- Born: 1937 Bunyore
- Died: 2005 (aged 67–68)
- Occupations: Academic; Scientist; Environmentalist; Conservationist;

Academic background
- Education: Purdue University

Academic work
- Institutions: Makerere University University of Nairobi

= Reuben Olembo =

Kenyan academic, scientist and environmentalist

Professor Reuben James Olembo (1937–2005) was a prominent Kenyan academic, scientist and environmentalist. He was a deputy executive director of the United Nations Environment Programme (UNEP), which he played a pivotal role in helping found, and served as United Nations Assistant Secretary General from 1994 to 1998. He became the Acting Secretary General of the Convention on International Trade in Endangered Species of Wild Fauna and Flora (CITES), after his retirement from UNEP.

==Early life==
Reuben Olembo was born on November 28, 1937, in Bunyore in the then Vihiga District of Kakamega in Western Province, Kenya. He excelled in his studies at Kima Primary School, and then Maseno School, both of which were mission schools. Faith played a key role in his early family life and education. His parents were both ministers in the Church of God, established in his village by American missionaries.

Olembo was among the first cohort of students airlifted to the US in 1959 as part of the Kennedy- Mboya airlifts, having rejected an opportunity to study at Cambridge University in the United Kingdom. He attended Purdue University in Indiana and between 1961 and 1965 he was awarded his bachelor's (Biology and Chemistry), master's and doctoral degrees (genetics, with minors in biochemistry and statistics). His academic accomplishments were notable because "he did not come from a scientific background and had no laboratory experience."

Olembo taught at Makerere University in Uganda between 1965 and 1969, where he earned the nickname "Prof." He is said to have helped many Ugandans enter the UN system through scholarships and was instrumental in the establishment of Makerere University's National Institute for Environment.
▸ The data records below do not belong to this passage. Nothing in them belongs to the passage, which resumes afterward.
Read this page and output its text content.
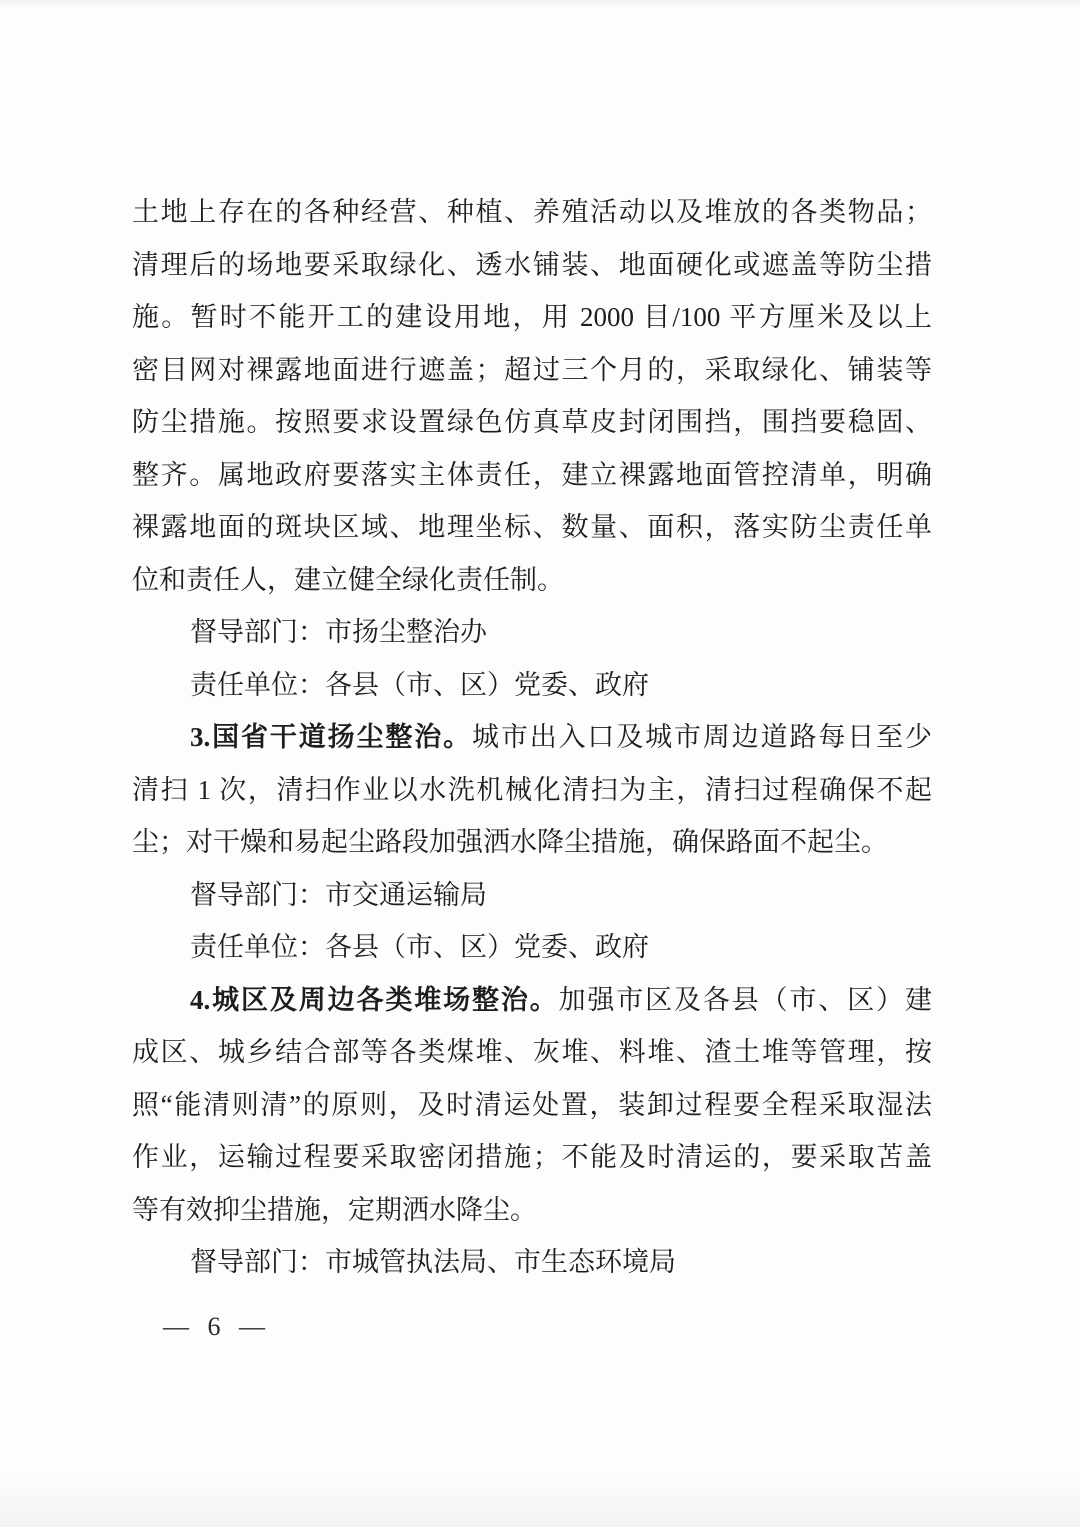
土地上存在的各种经营、种植、养殖活动以及堆放的各类物品；
清理后的场地要采取绿化、透水铺装、地面硬化或遮盖等防尘措
施。暂时不能开工的建设用地，用 2000 目/100 平方厘米及以上
密目网对裸露地面进行遮盖；超过三个月的，采取绿化、铺装等
防尘措施。按照要求设置绿色仿真草皮封闭围挡，围挡要稳固、
整齐。属地政府要落实主体责任，建立裸露地面管控清单，明确
裸露地面的斑块区域、地理坐标、数量、面积，落实防尘责任单
位和责任人，建立健全绿化责任制。
督导部门：市扬尘整治办
责任单位：各县（市、区）党委、政府
3.国省干道扬尘整治。城市出入口及城市周边道路每日至少
清扫 1 次，清扫作业以水洗机械化清扫为主，清扫过程确保不起
尘；对干燥和易起尘路段加强洒水降尘措施，确保路面不起尘。
督导部门：市交通运输局
责任单位：各县（市、区）党委、政府
4.城区及周边各类堆场整治。加强市区及各县（市、区）建
成区、城乡结合部等各类煤堆、灰堆、料堆、渣土堆等管理，按
照“能清则清”的原则，及时清运处置，装卸过程要全程采取湿法
作业，运输过程要采取密闭措施；不能及时清运的，要采取苫盖
等有效抑尘措施，定期洒水降尘。
督导部门：市城管执法局、市生态环境局
— 6 —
Olembo moved back to Kenya to join the Department of Botany at the University of Nairobi. He was appointed chairman of the department in 1970, aged 33. He remained in that position till 1975. He was the first Kenyan to be a professor in the department and to head it. He introduced new, rigorous courses in genetics at both the undergraduate and post-graduate levels.

Olembo was a strong advocate for education in Kenya and neighboring countries. He served as an examiner for the Cambridge University School Certificate, a chief examiner for the East African Examinations Council, and an external assessor for university degrees in Nigeria, Ghana, and Tanzania.

He wrote and was widely published on genetics, ecology and environmental policy.

==International career==

Olembo was a member of the African delegation to the 1972 Stockholm Conference that led to the creation of UNEP. He joined the organisation in 1974 as a Senior Programme Officer. He played key roles in strengthening a number of Multilateral Environmental Agreements (MEAS) such as the Convention on International Trade in Endangered Species of Flora and Fauna (CITES), where he was interim Secretary-General between 1998 and 1999; the Convention on Migratory Species (CMS), the UN Convention on Biological Diversity (CBD), the UN Convention to Combat Desertification (UNCCD), and the FAO International Treaty on Plant Genetic Resources for Food and Agriculture. During his tenure with UNEP, Dr. Olembo also oversaw the development of The World Conservation Strategy, a major document on conservation of living resources for sustainable resources. It has become the primary reference for world-wide national conservation strategies and policies. He also had a prominent role in establishing The World Soils Policy, the Tropical Forest Action Plan of 1985, and the Microbial Resource Centers.

He was the president of several Conference of Parties(COP) meetings among numerous international conferences on environmental matters that he led and spoke at.

==National career==

Olembo was the longest serving member of the Board of Trustees of the Kenya National Parks, to which he was appointed in 1967.

While at the University of Nairobi, Olembo helped members of parliament from Western Kenya build the Harambee Institute of Technology for Western Province, which became the Western College of Arts and Applied Sciences (WECO) and which, in 2007 became the Masinde Muliro University of Science and Technology.

Olembo served as a national government advisor on environmental affairs to the Minister of Environment and Natural Resources. He developed the blueprint for what became the National Environmental Management Authority (NEMA). He was then appointed a managing trustee of the Kenya National Environment Trust Fund. He joined the Board of Directors of the Kenya Seed Company in 2003, where he served until his death in March 2005 after participating in a company strategic planning retreat.

==Recognition==
Purdue University honored Olembo in 1994 with a Distinguished Alumni Award for Agriculture. He was also a Rockefeller Foundation Fellow, a Fellow of the Kenya Academy of Sciences (secretary) and a member of the International Genetics Federation (executive committee).